L’inculpation, le 23 avril 2015, d’un journaliste français impliqué dans les révélations sur les décisions anticipées de l’administration fiscale luxembourgeoise à l’égard de grandes entreprises internationales faites dans le cadre de l'affaire Luxleaks n’a pas manqué de susciter de vives réactions dans le monde des médias. Une information judiciaire a été ouverte suite à une plainte du cabinet Price WaterHouse Coopers qui date de juin 2012, et le journaliste en question, se voit reprocher d’être "co-auteur, sinon complice des infractions commises par l’un des anciens collaborateurs de PwC".
Parmi les nombreuses réactions, la Fédération européenne des journalistes (FEJ), à laquelle est affiliée l’Association luxembourgeoise des Journalistes (ALJ), dénonce des poursuites qui relèvent "de la pure intimidation", l’objectif des autorités judiciaires grand-ducales étant, selon le secrétaire général de la FEJ, Ricardo Gútierrez, de "dissuader la presse de révéler les pratiques d’évasion fiscale qui ont cours au Luxembourg". Dans son communiqué de presse, la FEJ indique aussi avoir adressé dès le 24 avril 2015 au président de la Commission européenne, Jean-Claude Juncker, un courrier l’appelant à "prendre les mesures nécessaires pour assurer que le Luxembourg respecte le droit de l’Union européenne sur la liberté d’expression et d’information".

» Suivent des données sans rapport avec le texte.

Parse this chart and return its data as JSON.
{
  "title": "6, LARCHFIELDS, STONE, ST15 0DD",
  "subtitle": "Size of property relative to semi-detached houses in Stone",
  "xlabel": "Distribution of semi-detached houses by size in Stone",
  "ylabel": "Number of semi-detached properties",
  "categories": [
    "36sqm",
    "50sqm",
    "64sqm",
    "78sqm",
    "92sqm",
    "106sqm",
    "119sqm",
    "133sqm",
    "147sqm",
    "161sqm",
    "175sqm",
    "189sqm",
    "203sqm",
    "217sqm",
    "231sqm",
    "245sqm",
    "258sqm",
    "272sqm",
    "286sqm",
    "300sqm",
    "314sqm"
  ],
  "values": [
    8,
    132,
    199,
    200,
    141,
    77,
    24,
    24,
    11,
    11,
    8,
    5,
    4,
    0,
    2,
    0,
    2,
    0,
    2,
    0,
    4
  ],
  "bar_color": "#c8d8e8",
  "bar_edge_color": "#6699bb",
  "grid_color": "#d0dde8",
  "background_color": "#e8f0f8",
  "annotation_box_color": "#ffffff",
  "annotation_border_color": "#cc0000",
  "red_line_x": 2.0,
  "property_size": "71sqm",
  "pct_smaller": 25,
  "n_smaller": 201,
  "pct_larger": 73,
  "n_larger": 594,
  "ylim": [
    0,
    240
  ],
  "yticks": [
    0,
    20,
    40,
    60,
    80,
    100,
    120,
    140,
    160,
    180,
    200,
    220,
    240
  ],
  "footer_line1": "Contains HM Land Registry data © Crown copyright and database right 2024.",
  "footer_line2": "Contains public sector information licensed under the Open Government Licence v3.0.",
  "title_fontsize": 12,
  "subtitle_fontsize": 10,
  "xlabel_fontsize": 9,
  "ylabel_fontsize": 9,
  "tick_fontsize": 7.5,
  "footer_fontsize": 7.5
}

Du point de vue de la FEJ, les charges retenues contre le journaliste français, identifié comme étant Edouard Perrin, sont en effet "disproportionnées et violent l’article 10 de la Convention européenne des droits de l’homme et l’article 11 de la Charte des Droits fondamentaux de l’UE qui garantit le droit à la liberté d’expression et d’information".
La Fédération européenne des journalistes souligne dans son courrier la légitimité des arguments plaidant en faveur de l’intérêt général dans l’affaire des révélations dans le cadre du Luxleaks : "il est évident que l’enquête et la publication du Luxleaks ont été faites dans l’intérêt général avec pour objectif d’informer le public du fait qu’un petit groupe privilégié d’entreprises multinationales se voient octroyer des régimes fiscaux favorables", argue ainsi Ricardo Gútierrez en soulignant les nombreux débats qui ont suivis les révélations sur la pratique du tax ruling.
La FEJ met aussi l’accent sur la protection des lanceurs d’alerte en faisant référence à une recommandation du Conseil de l’Europe qui invite les Etats à les protéger dans la mesure où les informations qu’ils révèlent peuvent contribuer à renforcer la transparence et la responsabilité démocratique.
"Les journalistes ont le droit de protéger leurs sources confidentielles", insiste Ricardo Gutierrez, qui s’inquiète dans sa lettre du fait des "conséquences graves" que les poursuites des lanceurs d’alerte dans l’affaire Luxleaks pourraient avoir sur le journalisme d’investigation.
Des réactions assez vives pour que le Parquet du Luxembourg réagisse le 27 avril par un nouveau communiqué de presse dans lequel il assure que "la liberté de la presse et le droit à l’information garantis par l’article 10 de la Convention européenne des droits de l’homme, pilier de la démocratie, sont toujours assurés". Le droit du journaliste entendu de ne pas divulguer ses sources n’est pas remis en cause, et il en est de même de la diffusion des informations par la presse, insiste le Parquet.
Selon le Parquet, il s’est avéré au fil de l’enquête que le rôle du journaliste inculpé "ne se serait pas limité à recueillir des informations offertes par l’inculpé [employé par PwC] mais, au contraire, aurait consisté à diriger celui-ci dans la recherche des documents qui l’intéressaient tout particulièrement". "Le journaliste aurait ainsi joué un rôle plus actif dans la commission de ces infractions", estime le Parquet qui en conclut qu’il "ne peut dès lors pas être question d’une violation ni du droit à la protection des sources journalistiques ni, plus généralement, des droits des journalistes dans leur rôle de "chiens de garde" de la démocratie".